B.Individual Responsibility
Each individual subject to the Policy has ultimate responsibility for adhering to the Policy and avoiding improper trading. Appropriate judgement should be exercised in connection with any securities transactions. If you have any questions relating to a proposed transaction or about the scope or application of the Policy, please seek additional guidance from the Office of the Corporate Secretary.
C.Safeguarding Confidential Information
The Coca-Cola Company Code of Business Conduct addresses the safeguarding of confidential information. Confidential information should only be shared with those who have both the authorization to access it and a need to know the information in order to do their jobs. Sharing confidential information with friends or family, or discussing it in public places, such as elevators, public transportation and restaurants or on social media can put that information at risk of being disclosed (and possibly misused).
V.Penalties for Violations
Subject to applicable law, Company employees who violate the Policy may be investigated for a Code of Business Conduct violation and subject to disciplinary action, including termination of employment and possible claims for any damages sustained by the Company as a result of such illicit activities.
In addition to injunctive relief, disgorgement and other ancillary remedies, U.S. law empowers the government to seek significant civil penalties against persons found liable of insider trading, including tippers and tippees. The amount of a penalty could total three times the profits made or losses avoided. The maximum penalty may be assessed even against the tipper for the profits made or losses avoided by all tippees, including others who have been tipped by the tippee. Also, significant civil penalties can be imposed on any person who “controls” a person who engages in illegal insider trading and failed to take reasonable steps to prevent such trading.
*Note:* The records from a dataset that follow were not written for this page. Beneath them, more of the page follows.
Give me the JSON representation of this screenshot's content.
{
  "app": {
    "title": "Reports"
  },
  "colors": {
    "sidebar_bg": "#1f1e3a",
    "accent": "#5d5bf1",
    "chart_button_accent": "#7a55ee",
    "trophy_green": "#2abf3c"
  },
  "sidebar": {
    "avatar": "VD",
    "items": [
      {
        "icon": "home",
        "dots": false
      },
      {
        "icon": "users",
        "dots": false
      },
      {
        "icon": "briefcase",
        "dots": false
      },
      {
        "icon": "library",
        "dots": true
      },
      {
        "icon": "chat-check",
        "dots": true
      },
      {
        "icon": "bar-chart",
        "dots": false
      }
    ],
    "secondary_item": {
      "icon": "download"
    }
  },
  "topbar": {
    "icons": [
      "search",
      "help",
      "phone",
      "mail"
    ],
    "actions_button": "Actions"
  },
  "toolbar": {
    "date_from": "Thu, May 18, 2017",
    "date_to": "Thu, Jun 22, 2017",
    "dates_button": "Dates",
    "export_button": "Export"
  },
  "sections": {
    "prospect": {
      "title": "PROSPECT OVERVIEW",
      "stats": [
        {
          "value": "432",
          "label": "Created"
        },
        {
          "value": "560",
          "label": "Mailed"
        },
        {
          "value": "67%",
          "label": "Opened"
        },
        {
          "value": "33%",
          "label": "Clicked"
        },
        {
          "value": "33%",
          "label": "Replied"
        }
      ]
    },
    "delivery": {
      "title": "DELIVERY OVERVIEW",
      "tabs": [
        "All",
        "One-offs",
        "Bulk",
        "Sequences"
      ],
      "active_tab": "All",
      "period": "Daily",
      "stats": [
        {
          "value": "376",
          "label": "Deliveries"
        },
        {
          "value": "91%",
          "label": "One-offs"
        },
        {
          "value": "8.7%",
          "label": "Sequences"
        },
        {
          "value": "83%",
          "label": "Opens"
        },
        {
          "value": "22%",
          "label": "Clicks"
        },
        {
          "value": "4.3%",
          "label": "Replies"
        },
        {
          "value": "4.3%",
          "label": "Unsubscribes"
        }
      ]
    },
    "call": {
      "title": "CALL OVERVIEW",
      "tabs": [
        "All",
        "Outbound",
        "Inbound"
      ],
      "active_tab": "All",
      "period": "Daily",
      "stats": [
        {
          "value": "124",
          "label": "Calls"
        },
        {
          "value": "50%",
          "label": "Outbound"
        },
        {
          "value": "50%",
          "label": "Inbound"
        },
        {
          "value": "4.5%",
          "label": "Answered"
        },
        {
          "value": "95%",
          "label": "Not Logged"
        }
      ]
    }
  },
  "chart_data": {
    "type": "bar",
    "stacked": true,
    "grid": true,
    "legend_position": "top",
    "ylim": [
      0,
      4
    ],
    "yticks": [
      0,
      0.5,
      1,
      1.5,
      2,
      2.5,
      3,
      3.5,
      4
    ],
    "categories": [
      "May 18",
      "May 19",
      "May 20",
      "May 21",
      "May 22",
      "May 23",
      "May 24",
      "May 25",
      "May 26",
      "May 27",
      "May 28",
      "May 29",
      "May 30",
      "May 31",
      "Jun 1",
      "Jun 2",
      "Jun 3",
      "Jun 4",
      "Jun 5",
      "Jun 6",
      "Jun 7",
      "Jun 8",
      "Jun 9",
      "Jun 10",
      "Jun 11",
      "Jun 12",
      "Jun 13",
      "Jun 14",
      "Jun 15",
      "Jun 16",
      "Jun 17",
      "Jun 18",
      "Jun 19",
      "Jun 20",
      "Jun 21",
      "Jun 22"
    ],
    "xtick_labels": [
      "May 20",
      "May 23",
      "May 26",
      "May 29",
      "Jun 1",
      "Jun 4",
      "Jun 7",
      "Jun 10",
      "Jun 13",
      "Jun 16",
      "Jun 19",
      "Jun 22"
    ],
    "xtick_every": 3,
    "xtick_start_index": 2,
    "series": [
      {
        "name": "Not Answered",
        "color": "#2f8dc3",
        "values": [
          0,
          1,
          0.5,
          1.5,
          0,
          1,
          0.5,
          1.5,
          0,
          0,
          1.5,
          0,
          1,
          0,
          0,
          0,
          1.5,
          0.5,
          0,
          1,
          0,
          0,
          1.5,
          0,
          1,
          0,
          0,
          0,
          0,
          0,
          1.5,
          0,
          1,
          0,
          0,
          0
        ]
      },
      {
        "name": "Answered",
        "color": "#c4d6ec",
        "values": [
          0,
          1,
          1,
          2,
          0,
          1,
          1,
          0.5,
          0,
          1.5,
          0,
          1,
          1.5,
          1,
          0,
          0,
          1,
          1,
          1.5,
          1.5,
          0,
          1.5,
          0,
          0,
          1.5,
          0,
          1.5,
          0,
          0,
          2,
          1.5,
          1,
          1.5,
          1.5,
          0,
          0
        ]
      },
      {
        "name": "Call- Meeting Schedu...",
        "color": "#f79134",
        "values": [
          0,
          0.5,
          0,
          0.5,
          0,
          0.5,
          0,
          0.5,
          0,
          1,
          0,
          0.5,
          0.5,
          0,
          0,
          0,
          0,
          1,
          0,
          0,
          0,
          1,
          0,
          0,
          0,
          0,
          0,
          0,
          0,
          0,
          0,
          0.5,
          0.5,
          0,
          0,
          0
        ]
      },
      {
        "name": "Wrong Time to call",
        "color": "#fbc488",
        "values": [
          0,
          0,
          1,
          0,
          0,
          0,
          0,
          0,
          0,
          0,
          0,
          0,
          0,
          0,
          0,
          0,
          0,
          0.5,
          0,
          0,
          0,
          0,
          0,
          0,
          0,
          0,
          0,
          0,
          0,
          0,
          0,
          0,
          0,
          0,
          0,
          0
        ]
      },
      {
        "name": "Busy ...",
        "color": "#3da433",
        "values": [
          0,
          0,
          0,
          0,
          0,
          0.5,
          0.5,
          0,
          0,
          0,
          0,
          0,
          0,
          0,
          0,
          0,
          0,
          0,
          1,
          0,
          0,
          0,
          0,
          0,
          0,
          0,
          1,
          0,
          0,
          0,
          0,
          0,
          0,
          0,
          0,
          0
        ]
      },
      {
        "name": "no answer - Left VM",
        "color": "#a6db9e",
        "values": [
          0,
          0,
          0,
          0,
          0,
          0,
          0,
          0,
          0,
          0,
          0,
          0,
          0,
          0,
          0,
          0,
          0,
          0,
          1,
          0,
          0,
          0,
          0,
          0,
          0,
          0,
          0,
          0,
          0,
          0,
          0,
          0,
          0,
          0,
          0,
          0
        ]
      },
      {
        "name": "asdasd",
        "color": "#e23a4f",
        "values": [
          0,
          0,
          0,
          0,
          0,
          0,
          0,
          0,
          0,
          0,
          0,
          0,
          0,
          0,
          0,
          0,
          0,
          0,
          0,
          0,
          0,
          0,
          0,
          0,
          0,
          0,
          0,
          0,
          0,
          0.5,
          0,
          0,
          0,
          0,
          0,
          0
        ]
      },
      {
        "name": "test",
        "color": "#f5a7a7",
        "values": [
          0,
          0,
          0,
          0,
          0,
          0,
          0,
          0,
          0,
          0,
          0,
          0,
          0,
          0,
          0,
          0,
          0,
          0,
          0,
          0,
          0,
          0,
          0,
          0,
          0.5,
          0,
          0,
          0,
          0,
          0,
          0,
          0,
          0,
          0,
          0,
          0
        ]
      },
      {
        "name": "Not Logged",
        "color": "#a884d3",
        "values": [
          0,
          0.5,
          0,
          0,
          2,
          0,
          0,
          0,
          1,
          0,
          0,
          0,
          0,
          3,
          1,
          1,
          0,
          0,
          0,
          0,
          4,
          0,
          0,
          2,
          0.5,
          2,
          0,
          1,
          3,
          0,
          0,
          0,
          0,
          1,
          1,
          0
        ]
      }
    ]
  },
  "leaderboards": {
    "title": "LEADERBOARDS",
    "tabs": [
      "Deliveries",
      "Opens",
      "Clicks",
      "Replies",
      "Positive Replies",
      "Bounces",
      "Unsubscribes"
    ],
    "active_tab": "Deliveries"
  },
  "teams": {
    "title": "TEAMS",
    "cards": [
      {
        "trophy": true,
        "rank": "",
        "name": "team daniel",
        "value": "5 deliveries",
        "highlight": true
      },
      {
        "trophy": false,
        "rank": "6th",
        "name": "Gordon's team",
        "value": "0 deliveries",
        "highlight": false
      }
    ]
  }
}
In the United States and many other countries, the personal consequences of illegal insider trading can be severe. Criminal penalties may also be imposed for insider trading. Any person who “willfully” violates any provision of the Exchange Act (or rule thereunder) may be subject to significant fines and/or imprisonment.
For persons located or engaged in dealings outside the United States, the laws regarding insider trading and similar offenses differ from country to country. Section 16 Persons, employees, and other individuals subject to the Policy, must also abide by the laws of the country where located. However, compliance with the Policy is required even if local law is less restrictive.
If securities transactions ever become the subject of scrutiny, they are likely to be viewed after-the-fact with the benefit of understanding the situation only after it has happened. As a result, before engaging in any transaction, persons subject to the Policy should carefully consider how the transaction may be construed in hindsight.